Pueblo mío, escucha mis enseñanzas;
inclina tu oído a las palabras de mi boca.
Abriré mi boca y diré proverbios;
hablaré de los misterios de tiempos pasados,
de cosas que ya hemos oído y que conocemos
porque nuestros padres nos las contaron.
No las mantendremos ocultas a nuestros hijos,
sino que diremos a las generaciones futuras
que el Señor es digno de alabanza
por su poder y por sus hechos portentosos.
El Señor estableció su ley para Jacob;
le entregó sus enseñanzas a Israel,
y ordenó a nuestros padres que nos las enseñaran,
para que las conociera la generación futura,
los hijos que nos habrían de nacer,
y ellos a su vez las contaran a sus hijos,
para que pusieran en Dios su confianza
y no se olvidaran de sus grandes hechos;
para que obedecieran sus mandamientos,
y no fueran como sus padres,
gente rebelde y desobediente,
gente que no entrega a Dios su corazón,
y cuyo espíritu no le es fiel.
Los efrainitas, arqueros armados,
volvieron la espalda en el día de la batalla.

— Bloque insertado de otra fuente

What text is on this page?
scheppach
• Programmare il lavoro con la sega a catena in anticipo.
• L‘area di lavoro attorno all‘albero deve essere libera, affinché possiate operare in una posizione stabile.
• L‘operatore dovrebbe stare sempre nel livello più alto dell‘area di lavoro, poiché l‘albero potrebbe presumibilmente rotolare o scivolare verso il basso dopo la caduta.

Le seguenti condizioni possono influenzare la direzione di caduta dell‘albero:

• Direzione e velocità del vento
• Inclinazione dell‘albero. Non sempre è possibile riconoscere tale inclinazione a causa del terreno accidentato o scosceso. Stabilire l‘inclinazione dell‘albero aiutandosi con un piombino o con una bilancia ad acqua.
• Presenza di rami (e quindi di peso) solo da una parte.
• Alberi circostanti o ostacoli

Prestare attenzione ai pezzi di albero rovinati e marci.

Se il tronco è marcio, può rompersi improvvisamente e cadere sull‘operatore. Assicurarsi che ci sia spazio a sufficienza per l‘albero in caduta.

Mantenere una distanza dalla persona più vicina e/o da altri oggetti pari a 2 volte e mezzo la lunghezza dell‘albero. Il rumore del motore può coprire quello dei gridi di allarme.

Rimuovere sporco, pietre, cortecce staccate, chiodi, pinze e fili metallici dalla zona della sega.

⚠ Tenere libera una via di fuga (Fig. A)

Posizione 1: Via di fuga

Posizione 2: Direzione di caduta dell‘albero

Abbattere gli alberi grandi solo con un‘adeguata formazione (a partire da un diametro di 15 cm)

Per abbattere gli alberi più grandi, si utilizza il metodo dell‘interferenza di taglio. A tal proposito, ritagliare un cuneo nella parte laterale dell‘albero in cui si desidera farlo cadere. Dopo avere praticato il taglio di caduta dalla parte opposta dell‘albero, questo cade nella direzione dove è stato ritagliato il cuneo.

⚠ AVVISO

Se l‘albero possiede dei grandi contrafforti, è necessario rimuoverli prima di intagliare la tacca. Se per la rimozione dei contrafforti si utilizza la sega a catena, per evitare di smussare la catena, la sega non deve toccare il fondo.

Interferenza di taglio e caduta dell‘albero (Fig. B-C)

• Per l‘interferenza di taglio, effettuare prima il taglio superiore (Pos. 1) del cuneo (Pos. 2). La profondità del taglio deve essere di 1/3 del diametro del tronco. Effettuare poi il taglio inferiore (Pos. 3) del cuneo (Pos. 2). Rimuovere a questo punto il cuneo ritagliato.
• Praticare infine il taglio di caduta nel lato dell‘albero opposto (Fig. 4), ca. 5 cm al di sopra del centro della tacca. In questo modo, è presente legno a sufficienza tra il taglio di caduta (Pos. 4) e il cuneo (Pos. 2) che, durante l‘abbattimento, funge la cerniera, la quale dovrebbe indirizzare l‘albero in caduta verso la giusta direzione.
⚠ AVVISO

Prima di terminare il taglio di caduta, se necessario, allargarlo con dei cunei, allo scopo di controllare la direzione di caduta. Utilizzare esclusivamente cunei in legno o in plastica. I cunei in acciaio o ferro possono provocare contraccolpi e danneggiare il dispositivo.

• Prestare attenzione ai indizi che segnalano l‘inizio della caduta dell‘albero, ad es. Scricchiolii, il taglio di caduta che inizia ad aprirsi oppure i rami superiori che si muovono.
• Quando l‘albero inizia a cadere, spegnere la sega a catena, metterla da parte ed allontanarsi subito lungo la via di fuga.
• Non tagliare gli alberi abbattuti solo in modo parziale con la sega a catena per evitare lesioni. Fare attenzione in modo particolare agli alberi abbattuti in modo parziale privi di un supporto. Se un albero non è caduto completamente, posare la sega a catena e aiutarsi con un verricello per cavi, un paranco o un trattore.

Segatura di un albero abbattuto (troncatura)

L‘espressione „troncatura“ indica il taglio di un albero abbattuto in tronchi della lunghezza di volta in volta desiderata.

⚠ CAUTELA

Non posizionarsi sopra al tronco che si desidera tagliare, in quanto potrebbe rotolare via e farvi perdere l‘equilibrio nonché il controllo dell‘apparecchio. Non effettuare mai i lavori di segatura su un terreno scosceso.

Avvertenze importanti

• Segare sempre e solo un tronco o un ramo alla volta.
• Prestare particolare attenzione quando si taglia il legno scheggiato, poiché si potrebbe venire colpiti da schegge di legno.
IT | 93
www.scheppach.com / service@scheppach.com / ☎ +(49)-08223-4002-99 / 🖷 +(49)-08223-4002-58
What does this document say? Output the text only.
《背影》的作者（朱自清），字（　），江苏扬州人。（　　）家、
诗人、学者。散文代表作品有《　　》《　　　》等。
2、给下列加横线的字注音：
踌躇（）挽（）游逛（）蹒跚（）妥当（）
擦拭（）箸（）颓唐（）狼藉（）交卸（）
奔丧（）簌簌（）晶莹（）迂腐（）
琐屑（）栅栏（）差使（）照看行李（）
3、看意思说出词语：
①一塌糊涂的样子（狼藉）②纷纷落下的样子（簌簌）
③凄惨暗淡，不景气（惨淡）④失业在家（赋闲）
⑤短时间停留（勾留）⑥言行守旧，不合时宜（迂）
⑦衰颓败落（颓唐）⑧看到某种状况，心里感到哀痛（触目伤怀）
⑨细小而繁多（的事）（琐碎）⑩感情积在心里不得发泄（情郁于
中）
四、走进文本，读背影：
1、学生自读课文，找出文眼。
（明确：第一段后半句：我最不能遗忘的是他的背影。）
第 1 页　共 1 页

No cumplieron con el pacto de Dios,
ni quisieron ceñirse a su ley;
más bien, se olvidaron de sus obras,
y de las maravillas que les había mostrado.
Allá en Egipto, en el campo de Soán,
Dios hizo maravillas a los ojos de sus padres.
Partió el mar en dos, y los hizo pasar,
conteniendo las aguas como dos murallas.
Durante el día los guiaba con una nube,
y durante la noche con un resplandor de fuego.
En el desierto hendió las peñas,
y les dio a beber agua de los grandes abismos:
¡de la peña hizo brotar corrientes,
y las aguas fluyeron como ríos!
Pero ellos volvieron a pecar contra Dios;
en el desierto se rebelaron contra el Altísimo.
Decidieron poner a prueba a Dios
y pidieron comida a su antojo.
Hablaron en contra de Dios, y dijeron:
«¿Podrá Dios tendernos una mesa en el desierto?
Hemos visto que hirió la peña, y que brotaron aguas,
y que en torrentes inundaron la tierra,
¿pero podrá también darnos pan?
¿Podrá darle carne a su pueblo?»
Cuando el Señor oyó esto, se indignó,
y su furor se encendió contra Jacob, como un fuego;
su furor se encendió contra Israel,
porque no tuvieron fe en Dios,
ni confiaron en que él podía salvarlos.
Sin embargo, dio órdenes a las nubes,
y abrió las compuertas de los cielos,
y como lluvia dejó caer sobre ellos el maná;
¡les dio a comer el trigo de los cielos!
¡Los mortales comieron pan angelical!
¡Dios les envió comida hasta saciarlos!
Cambió la dirección del viento del este,
y con su poder hizo venir el viento del sur,
y cayó sobre ellos carne como lluvia;
¡llovieron tantas aves como arena hay en el mar!
Dios las dejó caer en el campamento,
y en los alrededores de sus tiendas,
y ellos comieron y quedaron saciados,
pues Dios satisfizo su apetito.
Pero aún no habían calmado su hambre;
aún tenían la comida en la boca,
cuando el furor de Dios vino sobre ellos
y acabó con sus hombres más robustos;
¡Dios derribó a los mejores israelitas!
A pesar de todo, ellos siguieron pecando
y no dieron crédito a sus grandes hechos.
Por eso Dios puso fin a sus días,
¡y en un soplo les quitó la vida!
Si Dios los hacía morir, ellos lo buscaban
y con gran diligencia se volvían a él;
¡se acordaban de que Dios era su refugio,
de que el Dios altísimo era su redentor!
Pero con los labios lo adulaban,
y con la lengua le mentían.
En el fondo, nunca fueron rectos con él,
ni se mantuvieron fieles a su pacto.
Dios, en su bondad, les perdonaba su maldad;
más de una vez contuvo su enojo,
calmó su ira y no los destruyó.
Se acordó de que eran mortales,
¡un simple soplo que se va y no vuelve!